This article first appeared in the St. Louis Beacon: Col. Hardenbergh noted the birth of another slave with the same indifference he might have shown a calf or lamb.
The line from Sojourner Truth: Ain’t I a Woman, the fictionalized account of the life of a freed slave who became an abolitionist, embodies the crisp, enthralling style of Patricia McKissack and her husband, Fredrick McKissack.
For more than 20 years, Mr. McKissack, a civil engineer by training, was the research half of an award-winning duet who produced a raft of children’s books that dispel the myth of an African-American history bereft of dignity and achievement.
Mr. McKissack had undergone several years of kidney dialysis. He died Sunday (April 28, 2013) at St. Luke's Hospital in Chesterfield. He was 73.
His funeral services will be Friday, May 3, at United Methodist Church in Kirkwood.
Together, the McKissacks wrote more than 100 books. They explored slavery and its offspring, Jim Crow, the upheaval of the civil rights era that they knew firsthand and the lives of African-American martyrs, scholars, inventors and celebrities.
Dream weavers
At a crossroads in their lives, the McKissacks sat in their car, mulling the future. It was 1982. She had been writing for years and had managed to complete only one unpublished book. She wanted to write fulltime and needed her husband’s help. He said, “OK, let's do that. We'll take it as far as we can go. We'll take it day by day.”

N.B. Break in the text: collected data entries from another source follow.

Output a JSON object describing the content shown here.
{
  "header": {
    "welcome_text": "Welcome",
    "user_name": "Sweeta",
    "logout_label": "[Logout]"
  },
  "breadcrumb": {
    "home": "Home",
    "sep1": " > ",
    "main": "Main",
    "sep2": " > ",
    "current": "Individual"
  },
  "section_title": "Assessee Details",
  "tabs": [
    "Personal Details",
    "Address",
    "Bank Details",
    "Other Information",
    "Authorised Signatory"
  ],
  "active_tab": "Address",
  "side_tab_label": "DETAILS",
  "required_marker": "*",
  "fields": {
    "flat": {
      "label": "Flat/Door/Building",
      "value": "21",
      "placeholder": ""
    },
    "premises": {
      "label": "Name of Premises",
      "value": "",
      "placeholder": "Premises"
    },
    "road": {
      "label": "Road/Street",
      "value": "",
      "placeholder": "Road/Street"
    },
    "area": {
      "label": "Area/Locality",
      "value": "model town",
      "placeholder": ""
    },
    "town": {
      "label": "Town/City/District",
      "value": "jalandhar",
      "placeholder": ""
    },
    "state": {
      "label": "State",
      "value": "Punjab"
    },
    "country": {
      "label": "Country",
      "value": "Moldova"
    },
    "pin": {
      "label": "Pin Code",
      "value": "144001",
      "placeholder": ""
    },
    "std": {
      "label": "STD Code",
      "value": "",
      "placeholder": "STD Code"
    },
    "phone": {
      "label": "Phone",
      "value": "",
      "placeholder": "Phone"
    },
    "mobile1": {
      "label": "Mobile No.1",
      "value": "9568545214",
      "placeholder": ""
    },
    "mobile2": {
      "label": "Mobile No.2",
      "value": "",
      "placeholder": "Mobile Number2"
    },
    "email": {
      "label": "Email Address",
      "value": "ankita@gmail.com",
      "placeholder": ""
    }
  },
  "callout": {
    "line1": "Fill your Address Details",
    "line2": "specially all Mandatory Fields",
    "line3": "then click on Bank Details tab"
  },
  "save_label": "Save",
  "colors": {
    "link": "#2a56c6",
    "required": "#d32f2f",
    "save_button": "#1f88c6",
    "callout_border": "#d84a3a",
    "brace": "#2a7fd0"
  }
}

He was ready to help her realize a dream just as she had helped him make a go of his construction business. But her dream soon became his dream and one of the nation’s most prolific and successful writing teams was born.
They set out to fill the void of missing African-American history and to counter stereotypes of popular children’s books such as The Story of Little Black Sambo. "These images,” Mr. McKissack said, “last a lifetime.”
They were images he knew all too well.
Fredrick Lemuel McKissack was born in Nashville, Tenn., on Aug. 12, 1939. He was the son and grandson of “brilliant” architects that racism limited to designing small churches in the black community.
He attended segregated schools. Nashville’s public facilities didn’t begin desegregating until 1960; Mr. McKissack had a hand in it.
He entered the U.S. Marine Corps after high school and enrolled in Tennessee State University in Nashville when he returned. The Nashville student-led lunch counter sit-ins and marches were deemed among the most effective desegregation efforts of the Civil Rights Movement.
Mr. McKissack recalled his first sit-in in his 1990 profile in Lift Every Voice and Sing: St. Louis African Americans in the Twentieth Century.
“I did not get arrested, but I will never forget a shotgun being pointed at me at Woolworth’s,” he said.
In 1964, he married Patricia L’Ann Carwell, whom he’d known most of his life. Both graduated from Tennessee State. As a child, she had lived in St. Louis for several years. The couple decided to begin married life here.
Mr. McKissack worked as a civil engineer for St. Louis and the U.S. Army. He later owned his own general contracting company. She taught English and edited children’s books until they embarked on a joint literary career.
“We never thought that we both could make a living writing,” Mr. McKissack said in a recent interview with Scholastic, one of their publishers, “It was never a goal because we had no idea such a thing was possible.”
Most inspiring
The impossible happened. They introduced tens of thousands of young people to a history and culture that had been long neglected.
They wrote of bravery in Rebels Against Slavery: American Slave Revolts; the courage of union organizer A. Phillip Randolph in A Long Hard Journey: The Story of the Pullman Porter, and of faith in Let My People Go: Bible Stories Told by a Freeman of Color. Hidden glory was revealed in Black Diamond: Story of the Negro Baseball League, and they told the little-known story of freedom on the high seas in Black Hands, White Sails: The Story of African-American Whalers.
These books, like many others, won the Coretta Scott King Award. Their work garnered numerous awards, including the C.S. Lewis Medal, the Caldecott Award, the Jane Addams Peace Award, the Newbery Award and the Regina Medal.
In 2009, the two were named among the NAACP’s “100 Most Inspiring St. Louisans.”
In 2000, when a Lindbergh School District elementary school student asked how long the McKissacks intended to continue writing books, Mr. McKissack replied, “Until we drop over.”
In addition to his wife of 48 years, Mr. McKissack’s survivors include three sons, Fredrick L. McKissack Jr. of Fort Wayne, Ind., Robert McKissack of St. Louis, and John McKissack of Memphis; three brothers, Lewis W. McKissack and Joel McKissack, both of Nashville, and Moses A. McKissack of St. Louis; and five grandchildren.
Visitation will be 9-10:45 a.m. Friday at Kirkwood United Methodist Church, 201 West Adams Avenue, in Kirkwood. The funeral will follow at 11 a.m. Burial will be at Forever Oak Cemetery.